Se la percentuale altissima di medici obiettori negli ospedali è uno dei problemi principali per quanto riguarda l’autodeterminazione femminile, si aggiungono in Italia altri risvolti che concorrono nel privare le donne dei loro diritti riproduttivi. Le difficoltà nel poter scegliere l’aborto farmacologico con la pillola Ru 486, metodo meno invasivo rispetto all’intervento. In Italia è possibile effettuarlo entro la settima settimana. La relazione ministeriale dice che è praticato solo nel 15,7 % dei casi.

Per la contraccezione d’emergenza è invece emerso un dato che sfugge alle statistiche. Le attiviste hanno constatato che alcune farmacie applicano illegalmente l’obiezione di coscienza. «Lo fanno senza dichiararlo apertamente perché sanno di poter essere sanzionate – spiega Mizzuto – La scusa più usata è dire che il farmaco è esaurito. Per verificare, gruppi di donne della rete femminista Non una di Meno che collabora con Obiezione Respinta, si sono recati periodicamente nelle farmacie che davano questo tipo di risposta e puntualmente la pillola non era mai disponibile. Abbiamo fatto delle ricerche incrociate e abbiamo scoperto in questo modo che quelle farmacie erano antiabortiste».

C’è poi il problema dei consultori. La razionalizzazione della rete ospedaliera, che ha colpito anche i reparti di ginecologia, non li sta risparmiando. Sono sempre meno. Altro dato verificato da Obiezione Respinta è l’esistenza di consultori pro-life che si occupano dichiaratamente di seguire esclusivamente le gravidanze rifiutando di fornire aiuto in caso di aborto.

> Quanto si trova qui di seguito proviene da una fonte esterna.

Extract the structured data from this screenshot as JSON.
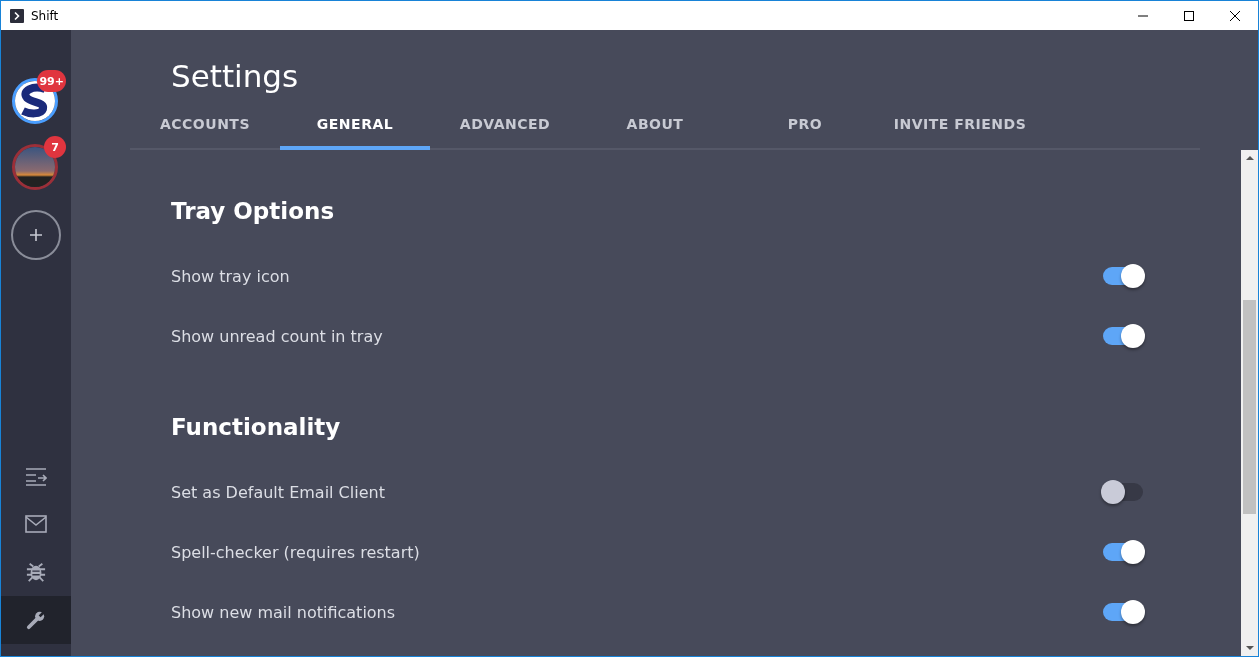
{
  "window": {
    "title": "Shift"
  },
  "sidebar": {
    "accounts": [
      {
        "kind": "logo",
        "badge": "99+",
        "color": "#4a9eff"
      },
      {
        "kind": "photo",
        "badge": "7",
        "color": "#9b2f38"
      }
    ],
    "tools": [
      {
        "kind": "list",
        "selected": false
      },
      {
        "kind": "mail",
        "selected": false
      },
      {
        "kind": "bug",
        "selected": false
      },
      {
        "kind": "wrench",
        "selected": true
      }
    ]
  },
  "page": {
    "title": "Settings"
  },
  "tabs": [
    {
      "label": "ACCOUNTS",
      "selected": false
    },
    {
      "label": "GENERAL",
      "selected": true
    },
    {
      "label": "ADVANCED",
      "selected": false
    },
    {
      "label": "ABOUT",
      "selected": false
    },
    {
      "label": "PRO",
      "selected": false
    },
    {
      "label": "INVITE FRIENDS",
      "selected": false
    }
  ],
  "sections": [
    {
      "heading": "Tray Options",
      "options": [
        {
          "label": "Show tray icon",
          "on": true
        },
        {
          "label": "Show unread count in tray",
          "on": true
        }
      ]
    },
    {
      "heading": "Functionality",
      "options": [
        {
          "label": "Set as Default Email Client",
          "on": false
        },
        {
          "label": "Spell-checker (requires restart)",
          "on": true
        },
        {
          "label": "Show new mail notifications",
          "on": true
        }
      ]
    }
  ]
}
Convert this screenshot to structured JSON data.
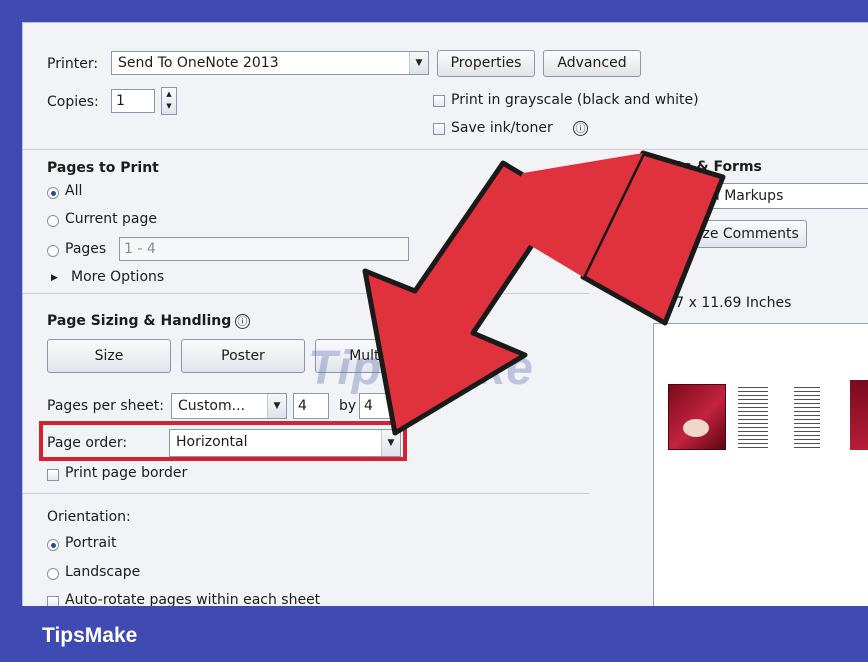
{
  "printer": {
    "label": "Printer:",
    "value": "Send To OneNote 2013",
    "properties_button": "Properties",
    "advanced_button": "Advanced"
  },
  "copies": {
    "label": "Copies:",
    "value": "1"
  },
  "options": {
    "grayscale_label": "Print in grayscale (black and white)",
    "save_ink_label": "Save ink/toner",
    "info_glyph": "ⓘ"
  },
  "pages_to_print": {
    "heading": "Pages to Print",
    "all": "All",
    "current_page": "Current page",
    "pages": "Pages",
    "pages_range": "1 - 4",
    "more_options": "More Options"
  },
  "comments_forms": {
    "heading": "ents & Forms",
    "value": "ent and Markups",
    "summarize_button": "Summarize Comments"
  },
  "page_size_text": "8.27 x 11.69 Inches",
  "page_sizing": {
    "heading": "Page Sizing & Handling",
    "size_button": "Size",
    "poster_button": "Poster",
    "multiple_button": "Multiple",
    "pages_per_sheet_label": "Pages per sheet:",
    "pages_per_sheet_value": "Custom...",
    "cols": "4",
    "by_label": "by",
    "rows": "4",
    "page_order_label": "Page order:",
    "page_order_value": "Horizontal",
    "print_border_label": "Print page border"
  },
  "orientation": {
    "heading": "Orientation:",
    "portrait": "Portrait",
    "landscape": "Landscape",
    "auto_rotate": "Auto-rotate pages within each sheet"
  },
  "watermark": "TipsMake",
  "brand": "TipsMake",
  "colors": {
    "frame": "#3f4bb2",
    "highlight": "#d32232",
    "arrow_fill": "#e0323c",
    "arrow_stroke": "#1a1a1a"
  }
}
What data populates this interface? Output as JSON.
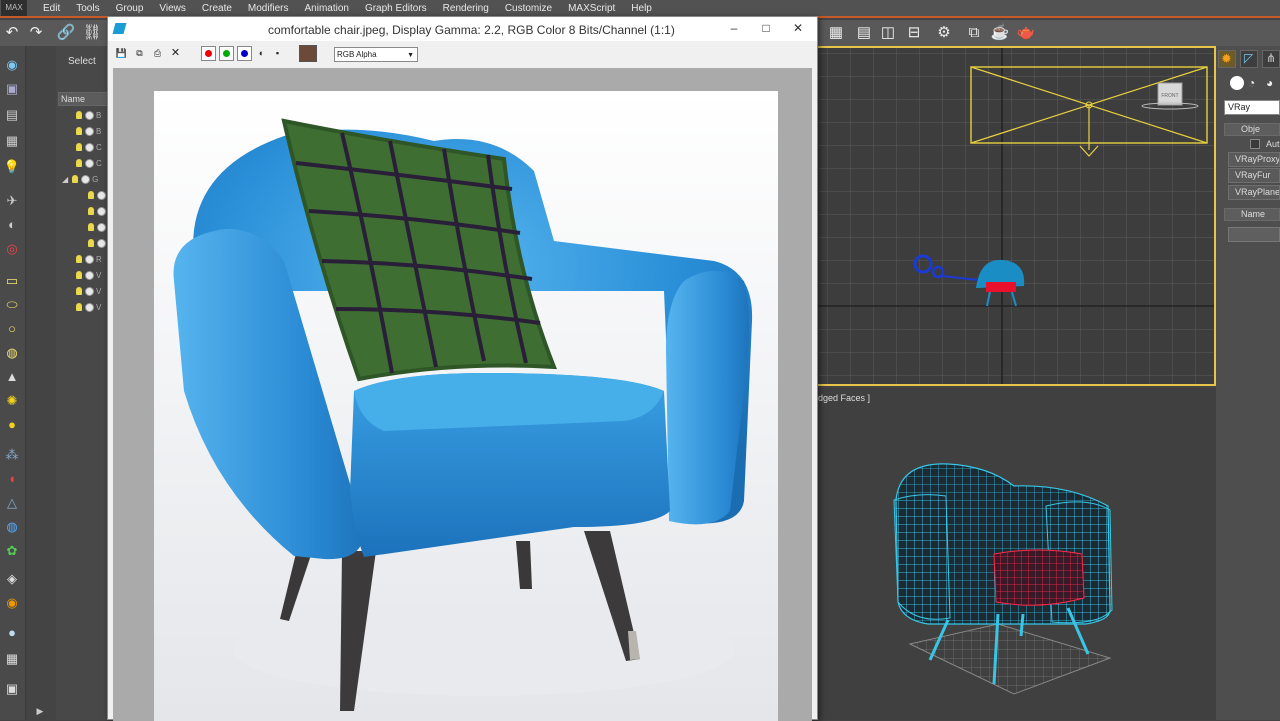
{
  "app": {
    "logo": "MAX"
  },
  "menu": [
    "Edit",
    "Tools",
    "Group",
    "Views",
    "Create",
    "Modifiers",
    "Animation",
    "Graph Editors",
    "Rendering",
    "Customize",
    "MAXScript",
    "Help"
  ],
  "toolbar_icons": [
    "undo-icon",
    "redo-icon",
    "link-icon",
    "unlink-icon",
    "select-by-name-icon",
    "render-setup-icon",
    "render-frame-icon",
    "curve-editor-icon",
    "schematic-icon",
    "material-editor-icon",
    "render-production-icon",
    "render-iterative-icon",
    "teapot-icon"
  ],
  "scene_explorer": {
    "select_label": "Select",
    "column_name": "Name",
    "rows": [
      "B",
      "B",
      "C",
      "C",
      "G",
      "",
      "",
      "",
      "",
      "R",
      "V",
      "V",
      "V"
    ]
  },
  "vfb": {
    "title": "comfortable chair.jpeg, Display Gamma: 2.2, RGB Color 8 Bits/Channel (1:1)",
    "minimize": "–",
    "maximize": "□",
    "close": "✕",
    "channel_display": "RGB Alpha",
    "swatch_color": "#6b4a3a",
    "toolbar_icons": [
      "save-image-icon",
      "clone-frame-icon",
      "print-icon",
      "clear-icon",
      "red-channel-icon",
      "green-channel-icon",
      "blue-channel-icon",
      "alpha-channel-icon",
      "mono-icon"
    ]
  },
  "viewports": {
    "top_label": "",
    "persp_label": "dged Faces ]",
    "gizmo_label": "FRONT",
    "active_border_color": "#e8c44a"
  },
  "command_panel": {
    "dropdown_value": "VRay",
    "object_type_label": "Obje",
    "autogrid_label": "Aut",
    "buttons": [
      "VRayProxy",
      "VRayFur",
      "VRayPlane"
    ],
    "name_section_label": "Name"
  },
  "colors": {
    "accent_orange": "#c85a2a",
    "chair_blue": "#2c8fd8",
    "pillow_green": "#3f6e32",
    "wire_cyan": "#39c6e6",
    "wire_red": "#e0203a"
  }
}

A complicare il quadro, la contraccezione che in Italia non è gratuita. Profilattici e pillole sono infatti a pagamento.
Altro diritto disatteso, quello che riguarda la procreazione responsabile e che fa dell’Italia uno dei paesi più arretrati a livello europeo in questo campo.
Obiezione Respinta cerca di lottare perché le cose cambino. Combatte per tutte le donne che non si arrendono e rivendicano la libertà di scegliere sui loro corpi.
«Adesso abbiamo attivato un numero attivo 24h (3319634889) in caso di emergenza per offrire un contatto ancora più diretto» dice Mizzuto. Le volontarie rispondono ai dubbi, alle domande, indicano i centri dove trovare aiuto e offrono conforto se c’è paura o panico.
«Per incrementare il nostro supporto, chiediamo ai centri che aiutano le donne di scriverci per segnalare la loro presenza sul territorio». È l’appello di queste attiviste che si battono per tutte le donne.